We collectively urge media organizations to cease using generational labels such as "Baby Boomers", “Millennial,” “Gen Z,” and others in their reporting. While these lazy, reductionist terms have become commonplace in media and marketing over the past decade, they are extremely harmful oversimplifications that distort public understanding and perpetuate division. They are fundamentally the same as reducing people to their race or gender. Yet, over the past ten years, the media have pretended that they are widely accepted terms backed by those in the field of sociology. Terms like "Baby Boomers", "Gen Y" and "Gen X" first entered the American  in the early 1990s, with books by the duo William Strauss and Neil Howe (which were little more than marketing essays). However, these terms increasingly began to infect global discourse during the middle part of the 2010s.

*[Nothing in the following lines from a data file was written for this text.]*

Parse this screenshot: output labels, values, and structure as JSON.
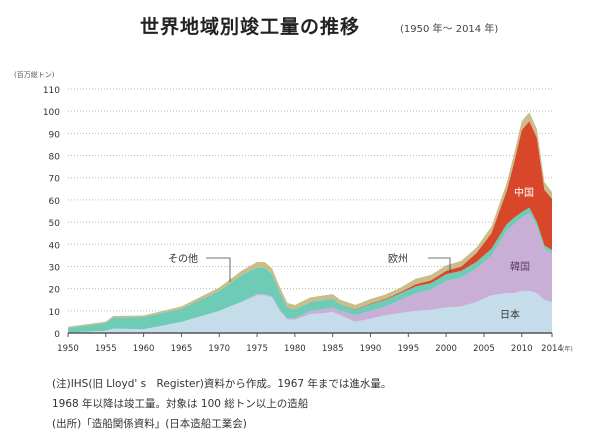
{
  "chart_data": {
    "type": "area",
    "stacked": true,
    "title": "世界地域別竣工量の推移",
    "subtitle": "(1950 年～ 2014 年)",
    "ylabel": "(百万総トン)",
    "xlabel": "(年)",
    "ylim": [
      0,
      110
    ],
    "xlim": [
      1950,
      2014
    ],
    "grid": true,
    "yticks": [
      0,
      10,
      20,
      30,
      40,
      50,
      60,
      70,
      80,
      90,
      100,
      110
    ],
    "xticks": [
      "1950",
      "1955",
      "1960",
      "1965",
      "1970",
      "1975",
      "1980",
      "1985",
      "1990",
      "1995",
      "2000",
      "2005",
      "2010",
      "2014"
    ],
    "x": [
      1950,
      1955,
      1956,
      1960,
      1965,
      1970,
      1973,
      1975,
      1976,
      1977,
      1978,
      1979,
      1980,
      1982,
      1984,
      1985,
      1986,
      1988,
      1990,
      1992,
      1994,
      1996,
      1998,
      2000,
      2002,
      2004,
      2006,
      2008,
      2009,
      2010,
      2011,
      2012,
      2013,
      2014
    ],
    "series": [
      {
        "name": "日本",
        "color": "#c5dcea",
        "values": [
          0.3,
          1,
          2,
          1.7,
          5,
          10,
          14,
          17,
          17,
          16,
          10,
          6,
          6,
          8.5,
          9,
          9.5,
          8,
          5,
          6.5,
          8,
          9,
          10,
          10.5,
          11.5,
          12,
          14,
          17,
          18,
          18,
          19,
          19,
          18,
          15,
          14
        ]
      },
      {
        "name": "韓国",
        "color": "#c9aed6",
        "values": [
          0,
          0,
          0,
          0,
          0,
          0,
          0.2,
          0.5,
          0.5,
          0.5,
          0.5,
          0.6,
          0.6,
          1.5,
          2,
          2,
          2,
          3,
          3.5,
          4,
          6,
          8,
          9,
          12,
          13,
          15,
          18,
          28,
          31,
          33,
          35,
          30,
          23,
          22
        ]
      },
      {
        "name": "欧州",
        "color": "#6ecbb5",
        "values": [
          2,
          3.5,
          5,
          5.5,
          6,
          9,
          12,
          12,
          12,
          10,
          8,
          5,
          4,
          4,
          4,
          4,
          3,
          2.5,
          3,
          3,
          3,
          3,
          3,
          3,
          3,
          3,
          3,
          3,
          3,
          2.5,
          2.5,
          2,
          1.5,
          1.5
        ]
      },
      {
        "name": "中国",
        "color": "#d9472b",
        "values": [
          0,
          0,
          0,
          0,
          0,
          0,
          0,
          0,
          0,
          0,
          0,
          0,
          0,
          0,
          0,
          0,
          0,
          0.2,
          0.3,
          0.4,
          0.5,
          1,
          1.2,
          1.5,
          2,
          4,
          7,
          15,
          25,
          37,
          39,
          38,
          25,
          23
        ]
      },
      {
        "name": "その他",
        "color": "#c9bd8a",
        "values": [
          0.5,
          0.6,
          0.7,
          0.7,
          1,
          1.5,
          2,
          2.5,
          2.5,
          2.5,
          2.2,
          2,
          2,
          2,
          2,
          2,
          2,
          2,
          2,
          2,
          2,
          2.5,
          2.5,
          2.5,
          2.5,
          2.5,
          3,
          3.5,
          4,
          4,
          4,
          4,
          3.5,
          3
        ]
      }
    ],
    "annotations": [
      "その他",
      "欧州",
      "中国",
      "韓国",
      "日本"
    ],
    "notes": [
      "(注)IHS(旧 Lloyd' s　Register)資料から作成。1967 年までは進水量。",
      "1968 年以降は竣工量。対象は 100 総トン以上の造船",
      "(出所)「造船関係資料」(日本造船工業会)"
    ]
  }
}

Generational labels force together individuals with vastly different life experiences, priorities, and circumstances—often spanning 15–20 years in age—treating them as culturally and socially uniform. This practice misrepresents reality and reinforces age-based stereotypes. Many try to treat the labels as having fixed definitions with hard cut offs,  which amounts to saying that being born a year after a supposed cut off makes an individual the same as someone 20 years younger than them, and completely different to someone just a few months older than them. This is no different to zodiac signs and astrology. 

Moreover, these terms often reflect a U.S.-centric perspective, inaccurately applied globally, which flattens critical cultural, economic, and political differences across diverse populations. What may loosely apply in an U.S. context is frequently misleading or irrelevant elsewhere.

In 2021, sociologist Philip Cohen and 330 other sociologists issued an open letter to the Pew Research Center, a key promoter of generational labels since the 2010s. The letter stated: “These terms imply, incorrectly, that people within these groups share meaningful, cohesive traits. They don't.” The organization has since abandoned the concept of generations in their reports, yet media today still often cite them when writing about these fictitious categories. Cohen's letter emphasized that generational categories lack scientific justification and function more as cultural branding than as rigorous social science, obscuring rather than clarifying complex issues like political behavior, economic trends, or technological adoption.

We call on newsrooms to adopt more accurate, inclusive, and constructive approaches to framing demographic and attitudinal trends. Instead of relying on vague generational labels, media can refer to specific age brackets (e.g., “15- to 25-year-olds”), life stages (e.g., “young adults” or “teens”), or time periods (e.g., “people born in the 2000s”). These alternatives avoid arbitrary groupings and better reflect the diversity of experiences within age cohorts.

By moving away from generational labels, media organizations can foster greater clarity, reduce stereotyping, and promote a more nuanced understanding of societal trends.

As a society, we need to prioritize accuracy and unity over divisive and misleading terminology.